After a slight optimization, same input pattern with 30 boxes took less than 1sec to solve.
I has solved this problem 103 before . But due to recorrection it got a WA.
My algo is simple ..
I define a order of the boxes and sort them. Then I apply the longest increasing
subsequence algo to get the correct sequence.
The order in which I sort is if Box A can be placed inside Box B the A shud come
before in the order . It is topological sorting but I do it just with a simple sort routine.
and maybe say what the correction was.
also, i first sort dimensions of boxes for each box, since they can be turned on any side, thus i find out if box A fits into box B.
how did u do?
the rest of the algo is ok, same as my AC
Understanding a problem in a natural way will lead to a natural solution
I have a problem with my solution.
Here's what my program does:
1. reads the input and stores it into an array
2. It will put the numbers increasingly in the same array:
if the input is
--- /*start of input*/
1 6
1 8 3 2 10 20
--- /*end of input*/
So:
1 2 3 8 10 20
then it will compare all the boxes and store the data of which box is bigger than which box.
then the "which box is bigger looks like this:
it means, that
1 /*box number 1 is the smallest*/
2 7 /*box number 2 is bigger than box nr. 8*/
3 1 2 7 /*3 is bigger than 1 2 and 7*/
4 7 /* and so on*/
5 1 2 7
6 1 2 4 5 7
7
8 1 2 5 7
the it will call a recursive function which finds the longest possible string.
My source code is about 200 lines(I commented it alot) and I think it is no point to examine it.
I want to know, if there is a logical error in my logic or not.

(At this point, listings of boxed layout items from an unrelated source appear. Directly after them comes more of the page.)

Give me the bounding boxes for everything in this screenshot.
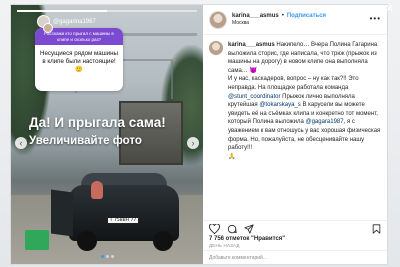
photo-wheel	[153, 231, 173, 251]
more-horizontal-icon[interactable]: •••	[370, 14, 381, 23]
mention-link[interactable]: @tokarskaya_s	[259, 102, 300, 108]
story-progress-bar	[17, 10, 197, 12]
license-plate: Т 758ВН 77	[107, 217, 139, 224]
separator-dot: •	[281, 13, 284, 19]
follow-button[interactable]: Подписаться	[287, 13, 326, 19]
author-username[interactable]: karina___asmus	[232, 13, 279, 19]
photo-person	[91, 181, 103, 199]
caption-section: karina___asmus Накипело… Вчера Полина Га…	[203, 35, 387, 220]
question-emoji: 🙂	[75, 66, 83, 73]
author-avatar[interactable]	[209, 10, 227, 29]
caption-paragraph: И у нас, каскадеров, вопрос – ну как так…	[228, 76, 359, 91]
heart-icon[interactable]	[209, 223, 220, 234]
carousel-dot	[110, 255, 114, 258]
action-bar	[203, 220, 387, 236]
photo-green-bin	[25, 230, 49, 250]
post-modal: Т 758ВН 77 @gagarina1987 Расскажи кто пр…	[10, 4, 388, 265]
post-media[interactable]: Т 758ВН 77 @gagarina1987 Расскажи кто пр…	[11, 5, 203, 264]
prev-slide-button[interactable]: ‹	[15, 137, 27, 149]
story-username: @gagarina1987	[53, 18, 96, 25]
caption-text: karina___asmus Накипело… Вчера Полина Га…	[228, 41, 381, 220]
question-text: Несущиеся рядом машины в клипе были наст…	[40, 50, 118, 65]
caption-username[interactable]: karina___asmus	[228, 42, 275, 48]
post-header: karina___asmus • Подписаться Москва •••	[203, 5, 387, 35]
post-side-panel: karina___asmus • Подписаться Москва ••• …	[203, 5, 387, 264]
carousel-dot	[105, 255, 109, 258]
question-header-text: Расскажи кто прыгал с машины в клипе и с…	[44, 31, 114, 42]
post-location[interactable]: Москва	[232, 20, 326, 26]
question-sticker-body: Несущиеся рядом машины в клипе были наст…	[35, 45, 123, 74]
comment-icon[interactable]	[227, 224, 237, 234]
caption-author-avatar[interactable]	[209, 41, 223, 55]
caption-emoji: 🙏	[228, 153, 236, 160]
story-progress-fill	[17, 10, 107, 12]
story-caption-line1: Да! И прыгала сама!	[29, 115, 166, 130]
photo-wheel	[77, 231, 97, 251]
carousel-dots	[11, 255, 203, 258]
author-line: karina___asmus • Подписаться	[232, 13, 326, 19]
question-avatar	[43, 23, 53, 33]
share-icon[interactable]	[244, 223, 254, 234]
close-icon[interactable]: ✕	[385, 2, 394, 15]
post-date[interactable]: День назад	[203, 242, 387, 248]
mention-link[interactable]: @stunt_coordinator	[228, 94, 280, 100]
photo-car-door	[51, 189, 73, 237]
mention-link[interactable]: @gagara1987	[305, 119, 343, 125]
carousel-dot	[100, 255, 104, 258]
photo-truck	[119, 101, 183, 165]
question-sticker: Расскажи кто прыгал с машины в клипе и с…	[35, 28, 123, 91]
add-comment-field[interactable]: Добавьте комментарий...	[203, 250, 387, 264]
next-slide-button[interactable]: ›	[187, 137, 199, 149]
story-caption-line2: Увеличивайте фото	[29, 135, 142, 147]
bookmark-icon[interactable]	[372, 223, 381, 234]
author-info: karina___asmus • Подписаться Москва	[232, 13, 326, 26]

What does that DP abbreviation mean and how does that algorithm work.
Now if I understood the problem correctly, I have to rearrange the measurments of 1 box so that it will fit into a bigger box, which measurements are bigger than the box, whose measurements I changed.
As I can see, you sort the boxes increasingly
1 2 2 4
1 2 3 4
1 2 4 4
And then I should check all the array DATA [1..3]
so that if DATA[2] has a side, which is <= with one of DATA[1] sides, then I will eliminate DATA[2]. I do the same with all boxes which meet the condition.
And In the end, I just output the remaining boxes indexes and the number of those indexes in the front.
True?
One problem with your code is that you don't compile with warnings enabled and/or don't read them. The format strings you used for scanf are wrong. The correct format string for a signed short is %hd, not %d. On a 32-bit platform in gcc, long is the same as int, unsigned long == unsigned int and the correct format string is %u, not %d.
As a side note, there is really no need to use signed shorts instead of ints... there is plenty of memory available, ints enable you to store larger numbers and they are even a bit faster.